If I am not wrong was Aristotle who found the first paradox of this
kind? It was about the way in which a line is constructed by points,
if a point has no extension and a line is a set of ordered points how
are they connected? The point cannot be connected with another by its
frontier because it has no parts and then there is no frontier or
limit, then if those points are together they must be the same! Thus
the line does not exist!

That maybe means that effectively there is no something like physical
mathematical lines, just because a point cannot be mapped to any
physical entity.
As an abstract line I think the dense order and those methods in
modern mathematical analysis avoid such kind of paradox
(not necessarily solving the philosophical or epistemological question,
if they need to be solved).

Even if the cut procedure to break a line in half sends such parts
into all possible cases mixing open and closed segments;
all them will have the same length and cardinality. If
both measures (one saying that they are going to match if are
superposed, and the other concerning the number of elements in each)
they coincide and the only possible way in which two parts of a whole
be the same is that they are in fact geometrically halves, even when a
segment seems to have an additional point, it can be
asked what do we mean by "same" or "equals" naively speaking.
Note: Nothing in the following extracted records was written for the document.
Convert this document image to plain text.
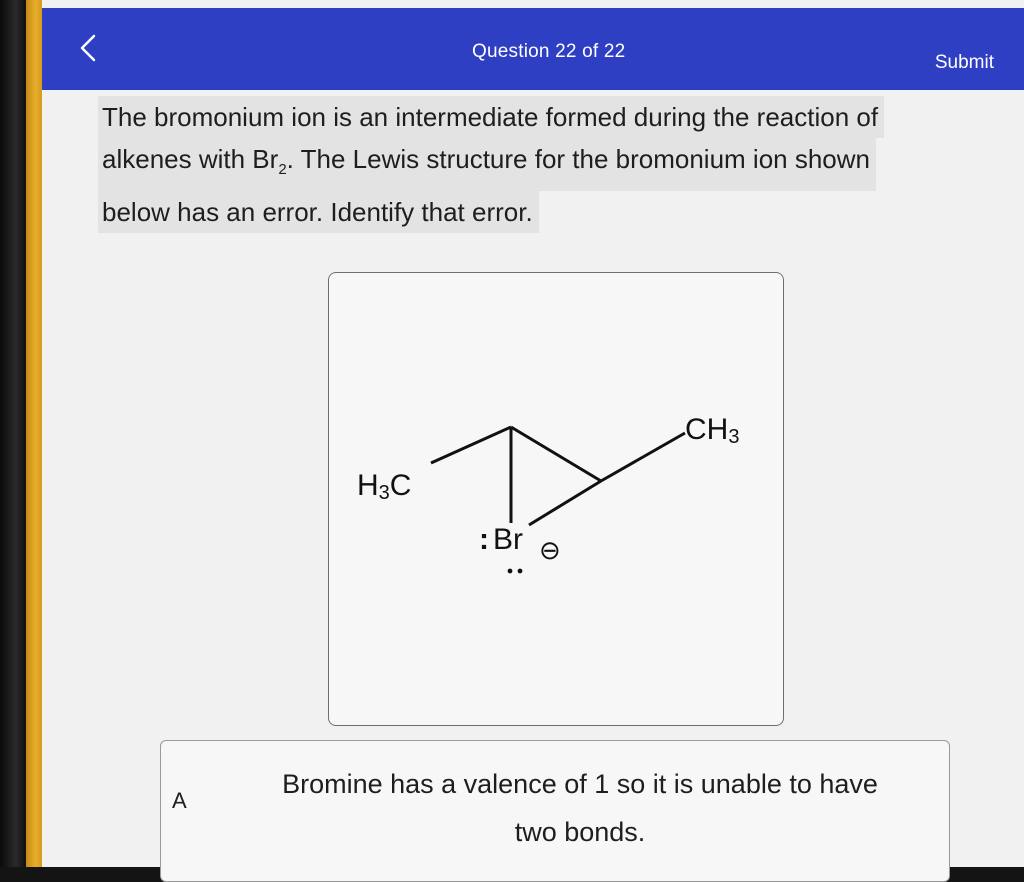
Question 22 of 22
Submit
The bromonium ion is an intermediate formed during the reaction of
alkenes with $Br_2$. The Lewis structure for the bromonium ion shown
below has an error. Identify that error.
$H_3C$
$CH_3$
: Br ⊖
A
Bromine has a valence of 1 so it is unable to have
two bonds.
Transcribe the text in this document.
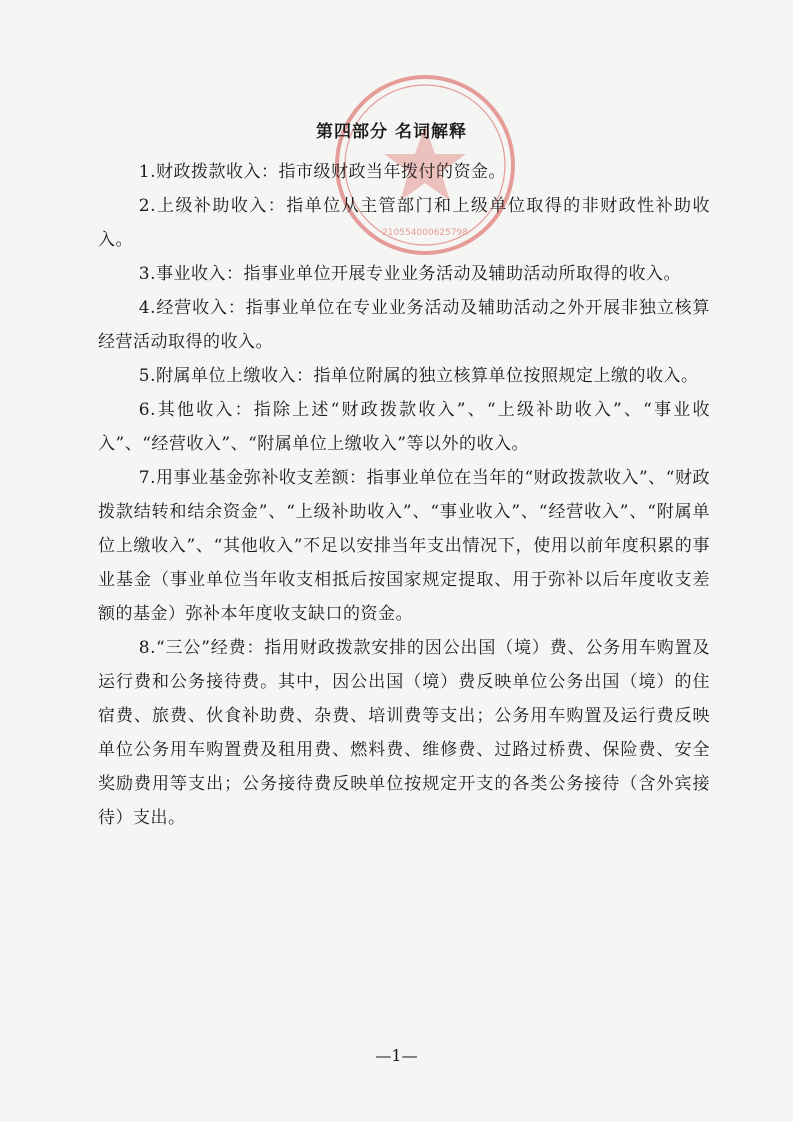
210554000625798
第四部分 名词解释

1.财政拨款收入：指市级财政当年拨付的资金。

2.上级补助收入：指单位从主管部门和上级单位取得的非财政性补助收入。

3.事业收入：指事业单位开展专业业务活动及辅助活动所取得的收入。

4.经营收入：指事业单位在专业业务活动及辅助活动之外开展非独立核算经营活动取得的收入。

5.附属单位上缴收入：指单位附属的独立核算单位按照规定上缴的收入。

6.其他收入：指除上述“财政拨款收入”、“上级补助收入”、“事业收入”、“经营收入”、“附属单位上缴收入”等以外的收入。

7.用事业基金弥补收支差额：指事业单位在当年的“财政拨款收入”、“财政拨款结转和结余资金”、“上级补助收入”、“事业收入”、“经营收入”、“附属单位上缴收入”、“其他收入”不足以安排当年支出情况下，使用以前年度积累的事业基金（事业单位当年收支相抵后按国家规定提取、用于弥补以后年度收支差额的基金）弥补本年度收支缺口的资金。

8.“三公”经费：指用财政拨款安排的因公出国（境）费、公务用车购置及运行费和公务接待费。其中，因公出国（境）费反映单位公务出国（境）的住宿费、旅费、伙食补助费、杂费、培训费等支出；公务用车购置及运行费反映单位公务用车购置费及租用费、燃料费、维修费、过路过桥费、保险费、安全奖励费用等支出；公务接待费反映单位按规定开支的各类公务接待（含外宾接待）支出。

—1—
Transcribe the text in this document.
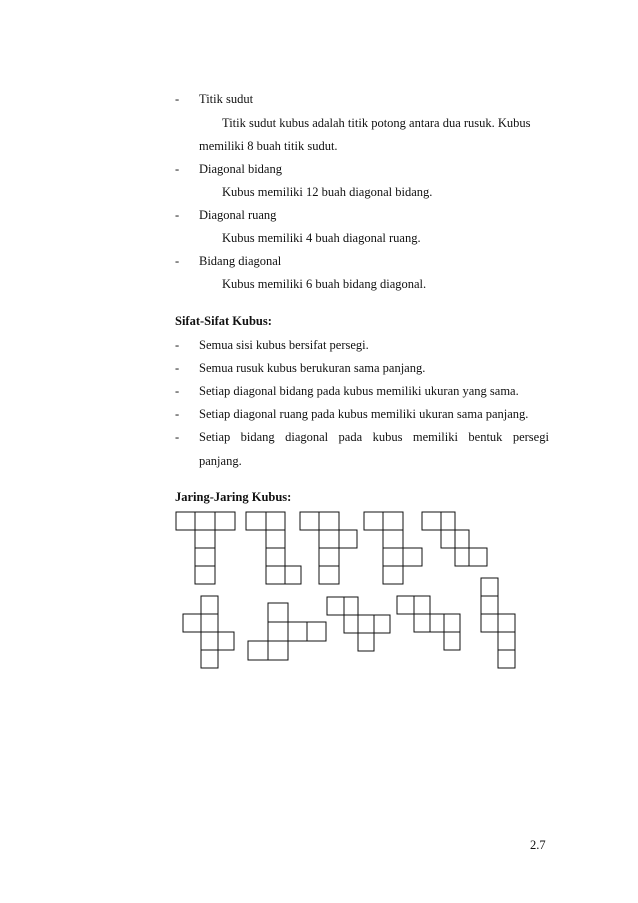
- Titik sudut
Titik sudut kubus adalah titik potong antara dua rusuk. Kubus
memiliki 8 buah titik sudut.
- Diagonal bidang
Kubus memiliki 12 buah diagonal bidang.
- Diagonal ruang
Kubus memiliki 4 buah diagonal ruang.
- Bidang diagonal
Kubus memiliki 6 buah bidang diagonal.
Sifat-Sifat Kubus:
- Semua sisi kubus bersifat persegi.
- Semua rusuk kubus berukuran sama panjang.
- Setiap diagonal bidang pada kubus memiliki ukuran yang sama.
- Setiap diagonal ruang pada kubus memiliki ukuran sama panjang.
- Setiap bidang diagonal pada kubus memiliki bentuk persegi
panjang.
Jaring-Jaring Kubus:
2.7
If the
question is topological the story is quite different, but finally
depends on those chosen naïve or formal meanings of "cut", "equals" or
"same" and what the abstract domain is (or your believes if you are asking for
physical continuity or open sets in nature).

Those paradoxes lies finally, I think, with all those constructions in which
infinity (mainly non-enumerable infinity) plays the main role.

The philosophical question could be then if those constructions are
just mental entities or if there exist a possible physical entity or
possible physical construction with such bizarre properties.
I mean the eternal so called platonism/naturalism problem.

I think science deals in some way with such matters in form of
claims as the Turing Thesis or Wolfram's Principle of
Computational Equivalence, in which avoiding non-countable
features seems to be the clue for their true. It is easy to see that
the limit is just between what is or effectively computable
and what are just mind abstractions like those models involving real numbers
(even non-computable), accelerated Turing machines or super-tasks.